The Reason of Trends in Pan Evaporation in the Summer Monsoon Transition Region Contrary to Those of Other Regions in China

  • The summer monsoon transition region is a sensitive region of weather and climate. With global warming, its special climatic environmental response has drawn more attention. Nanchang station, Dingxi station, and Ürümqi station are representative of the summer monsoon region, the summer monsoon transition region, and the non-monsoon region, respectively. Temperature, sunshine duration, relative humidity, precipitation, low cloud cover, and wind speed were compared between the summer monsoon transition region and other regions of China over the past 50 years. Trends in pan evaporation for each changing meteorological factor were analyzed.
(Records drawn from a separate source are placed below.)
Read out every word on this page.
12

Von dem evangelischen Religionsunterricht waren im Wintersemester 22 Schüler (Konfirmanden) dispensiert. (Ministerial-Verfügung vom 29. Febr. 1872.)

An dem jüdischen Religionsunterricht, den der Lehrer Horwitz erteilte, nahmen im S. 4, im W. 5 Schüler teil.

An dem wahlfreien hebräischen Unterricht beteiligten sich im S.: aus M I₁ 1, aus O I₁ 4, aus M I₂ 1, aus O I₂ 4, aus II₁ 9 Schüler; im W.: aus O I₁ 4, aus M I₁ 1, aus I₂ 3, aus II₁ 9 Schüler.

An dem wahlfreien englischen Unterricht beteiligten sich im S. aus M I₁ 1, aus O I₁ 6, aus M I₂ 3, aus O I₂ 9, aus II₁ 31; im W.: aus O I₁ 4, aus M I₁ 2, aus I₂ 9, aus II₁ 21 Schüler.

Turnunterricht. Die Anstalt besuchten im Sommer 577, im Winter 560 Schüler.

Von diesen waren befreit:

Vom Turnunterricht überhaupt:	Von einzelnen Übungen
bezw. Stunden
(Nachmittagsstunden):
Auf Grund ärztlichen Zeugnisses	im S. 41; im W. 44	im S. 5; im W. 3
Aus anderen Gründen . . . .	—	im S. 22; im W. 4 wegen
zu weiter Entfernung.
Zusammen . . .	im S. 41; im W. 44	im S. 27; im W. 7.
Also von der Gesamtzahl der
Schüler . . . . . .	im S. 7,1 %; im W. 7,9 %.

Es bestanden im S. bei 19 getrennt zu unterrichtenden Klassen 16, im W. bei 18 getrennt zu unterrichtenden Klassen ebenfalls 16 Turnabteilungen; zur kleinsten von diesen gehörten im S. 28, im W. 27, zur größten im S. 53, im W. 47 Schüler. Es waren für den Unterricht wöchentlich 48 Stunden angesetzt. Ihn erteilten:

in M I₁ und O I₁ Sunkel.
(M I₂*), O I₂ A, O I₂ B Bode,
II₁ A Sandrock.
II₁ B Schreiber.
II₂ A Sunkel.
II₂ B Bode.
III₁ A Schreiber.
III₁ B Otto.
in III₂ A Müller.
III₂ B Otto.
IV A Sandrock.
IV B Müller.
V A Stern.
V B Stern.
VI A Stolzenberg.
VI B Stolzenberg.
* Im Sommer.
The authors found that, in the summer monsoon transition region, any single meteorological factor change would lead to increasing trends in pan evaporation. However, in the other regions, only air temperature change led to increasing pan evaporation; changes in other factors caused a decrease in pan evaporation. The contribution rate intuitively reflected the effect of each meteorological factor. Results showed that temperature had the greatest contribution to pan evaporation in the summer monsoon transition region with a contribution rate of 48.93%. Wind speed had the greatest contribution to pan evaporation in the summer monsoon region, with a contribution rate of 51.54%. Precipitation contributed the most to pan evaporation in the non-monsoon region, with a contribution rate of 58.57%. In addition, the contribution of low cloud cover reached more than 20% regardless of the region. Therefore, the main factors affecting pan evaporation were different for each different region, while the effect of low cloud cover was significant for all regions.